Advanced alloys: data-driven design strategies and deformation mechanisms
Dr. Wang Ming
Department of Mechanical Engineering
Date & Time
Monday, 25 April 2022
Advanced alloys have a wide range of applications, especially in the fields of automotive, aerospace, marine and nuclear engineering. Traditionally, the advanced alloys with desired mechanical properties were mainly designed based on an experimental trial and error method. Nowadays, leveraging well-developed data science algorithms, machine learning has attracted growing attention in materials informatics and has been frequently applied to predict both physical and chemical properties of alloys. In this talk, I will firstly present our data-driven strategies, which combine machine learning with experiments and computations, to explore ductile Mg alloys and high entropy alloys. Furthermore, when advanced alloys are put into service, they may be subjected to collision accidents (i.e., high strain rates) and harsh environments (e.g., high and sub-zero temperatures). Accordingly, I will introduce split Hopkinson bar tensile testing technique and then discuss the deformation mechanisms of quenching and partitioning steels and Mg alloys at various strain rates. My future work will focus on more applications of data science in materials science and the service of advanced alloys in mixed conditions, e.g., high strain rates and extreme temperatures at the same time.
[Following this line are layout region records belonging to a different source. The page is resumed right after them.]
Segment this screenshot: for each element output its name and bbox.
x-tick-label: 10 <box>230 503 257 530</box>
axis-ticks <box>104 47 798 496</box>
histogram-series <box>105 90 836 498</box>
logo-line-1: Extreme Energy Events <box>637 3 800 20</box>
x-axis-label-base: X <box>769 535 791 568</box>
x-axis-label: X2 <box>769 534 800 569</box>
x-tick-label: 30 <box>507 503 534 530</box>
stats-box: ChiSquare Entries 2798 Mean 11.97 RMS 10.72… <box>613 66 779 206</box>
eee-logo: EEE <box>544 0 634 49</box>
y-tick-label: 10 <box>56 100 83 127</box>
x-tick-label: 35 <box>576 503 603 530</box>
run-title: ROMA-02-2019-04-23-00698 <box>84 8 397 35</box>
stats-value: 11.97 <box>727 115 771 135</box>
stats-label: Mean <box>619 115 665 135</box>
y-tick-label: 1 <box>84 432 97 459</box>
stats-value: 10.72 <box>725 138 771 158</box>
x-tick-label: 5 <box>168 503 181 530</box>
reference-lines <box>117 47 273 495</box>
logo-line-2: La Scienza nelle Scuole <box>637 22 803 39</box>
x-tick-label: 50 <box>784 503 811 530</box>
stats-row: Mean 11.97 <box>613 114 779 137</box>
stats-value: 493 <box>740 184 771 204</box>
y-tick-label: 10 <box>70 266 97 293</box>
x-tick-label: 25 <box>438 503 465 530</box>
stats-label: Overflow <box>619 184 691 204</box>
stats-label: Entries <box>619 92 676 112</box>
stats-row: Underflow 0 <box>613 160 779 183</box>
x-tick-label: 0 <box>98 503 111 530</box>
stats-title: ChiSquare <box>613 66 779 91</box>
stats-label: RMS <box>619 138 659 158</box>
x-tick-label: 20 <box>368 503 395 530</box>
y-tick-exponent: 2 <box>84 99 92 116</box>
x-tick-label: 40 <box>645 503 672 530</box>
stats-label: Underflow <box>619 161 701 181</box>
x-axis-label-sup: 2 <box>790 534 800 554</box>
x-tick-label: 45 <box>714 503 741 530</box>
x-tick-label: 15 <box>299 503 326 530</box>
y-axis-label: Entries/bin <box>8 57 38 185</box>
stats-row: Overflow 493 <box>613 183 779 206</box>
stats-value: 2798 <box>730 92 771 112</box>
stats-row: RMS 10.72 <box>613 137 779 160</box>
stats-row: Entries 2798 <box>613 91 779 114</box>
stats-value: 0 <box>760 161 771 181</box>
Ming Wang is currently a postdoctoral fellow in the Department of Mechanical Engineering at the University of Hong Kong. He obtained his B.Eng. degree from the Honors School at Harbin Institute of Technology in 2016 and Ph.D. from the University of Hong Kong in 2021. His research interests focus on machine learning strategies for accelerated alloy design and the deformation mechanisms of advanced alloys under extreme conditions.